As a teenager, Tony Jaa studied taekwondo and other arts, winning several competitions. His father, a former boxer, also taught him muay Thai. When he was older, he earned a scholarship to study at a sports university. Then he came back and studied with Panna Rittikrai, who helped him get his first work in the movies.
“He’s 175 centimeters (5 feet 9 inches) tall and weighs just over 50 kilograms (110 pounds),” the father says.

“He’s tall and strong and good looking, with big muscles,” his mother adds. “And women go crazy for him.”

“Even foreign ladies want to date him,” his father quips with a naughty grin.

The Celebrity Status of Tony Jaa vs. His True Roots

Tony Jaa is nearly as big a celebrity in neighboring Cambodia as he is in Thailand. Surin province, his home, was actually part of Cambodia until 250 years ago. As a result, 70 percent of the people here have Khmer blood and speak the Khmer language. The Cambodians all say that Tony Jaa is a Khmer and that the martial art he uses in his films is Khmer bokator.

We’ve been speaking Thai, but now the conversation switches to Khmer, which Mr. and Mrs. Jaa speak perfectly. Hoping to settle the argument once and for all, I ask if Tony Jaa is Khmer or Thai.

The father shocks us by answering, “We are Kuy!”

The Kuy (Suoy in the Thai language) are a tribe, an ethnic minority that came to Thailand 400 years ago, migrating from India, down through Cambodia and into Thailand. They brought with them their elephants, which the Thai king quickly realized had excellent military applications. He gave the Kuy people Thai citizenship and made them the royal elephant handlers. Today, no matter where you go in Thailand, if you see elephants, the handlers are Kuy.

“I was born in Ban Taklang,” the father says, referring to the famous elephant village. “We still keep elephants to this day.”

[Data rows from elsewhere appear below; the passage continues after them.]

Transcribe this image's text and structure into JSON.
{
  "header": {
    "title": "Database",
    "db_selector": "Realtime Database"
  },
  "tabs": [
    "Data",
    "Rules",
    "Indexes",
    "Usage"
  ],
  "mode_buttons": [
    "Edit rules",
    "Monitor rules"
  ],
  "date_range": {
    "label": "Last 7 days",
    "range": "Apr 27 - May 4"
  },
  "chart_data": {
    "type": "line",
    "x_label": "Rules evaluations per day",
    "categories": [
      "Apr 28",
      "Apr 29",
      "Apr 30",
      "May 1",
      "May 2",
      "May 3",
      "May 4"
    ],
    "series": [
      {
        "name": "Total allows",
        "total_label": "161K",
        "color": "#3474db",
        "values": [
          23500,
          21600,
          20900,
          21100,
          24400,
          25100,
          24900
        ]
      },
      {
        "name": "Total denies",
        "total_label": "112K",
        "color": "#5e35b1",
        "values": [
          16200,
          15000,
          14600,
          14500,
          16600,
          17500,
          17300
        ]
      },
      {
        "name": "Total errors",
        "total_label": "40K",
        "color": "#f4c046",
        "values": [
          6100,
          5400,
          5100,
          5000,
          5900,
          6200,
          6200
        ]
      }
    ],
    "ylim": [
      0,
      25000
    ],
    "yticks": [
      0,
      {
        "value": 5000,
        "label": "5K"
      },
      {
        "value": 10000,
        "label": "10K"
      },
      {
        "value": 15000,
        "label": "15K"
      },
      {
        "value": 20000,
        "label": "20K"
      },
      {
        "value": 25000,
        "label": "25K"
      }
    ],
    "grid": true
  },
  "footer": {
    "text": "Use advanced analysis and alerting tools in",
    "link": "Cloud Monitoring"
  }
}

Suddenly, Tony Jaa’s second film, Tum Yum Goon (The Protector in the United States), makes sense. The whole movie revolves around the theft of an elephant from Thailand. Once again, Tony Jaa was showing that he’s true to his roots.

Tony Jaa’s Elephant Obsession

Our next stop is Ban Taklang, where, amid a sea of elephants, we meet Kun Da, an aged Kuy man who knew Jaa and his family when they lived in the village.

“I was born in this village,” Kun says. “My grandparents and all my ancestors were born here, too. I started living with elephants when I was a boy. Now I am 60 or 70 years old — I don’t know for sure — and I live with the elephants. There are some elephants who are older than me.

“I speak Khmer, Thai and Kuy. Kuy doesn’t have letters, but I learned it from my parents at home. I know Jaa Pnom. He lived here before. His parents were born here. Then he was born here. Then they went to live near the mountain.”

In the village, when a boy is 1 or 2, he’s given a baby elephant, and the two grow up together. Elephants have a life span similar to human beings, often living to be 60 years old. The locals give respect to elephants the same way they do to people of the same age. When they get older, the elephants are consulted on family decisions. If a Kuy wants to marry, build a house or move to a new town, he has to ask permission from the elephants.

At a religious shrine, dedicated to the god of the elephant handlers, I meet some child monks. They’re all excited because a Buddhist holiday is almost here, a day when people bring food, clothing and money to the monks. Tony Jaa will come home to preside over the festival, the kids say.

Nearby, we enter the forest monastery where Tony Jaa’s father was once a monk. The temple is dedicated to the elephants. There are altars with elephant bones and the entire skeleton of a baby pachyderm. Set into stone grottoes and covered in vines are massive statues of the Buddha, the elephant god Ganesh and the monkey god Hanuman. Hanuman is respected throughout Thailand and considered the most intelligent of the animal gods. He practices muay boran, the ancient art Tony Jaa studied, the moves of which are based on the simian.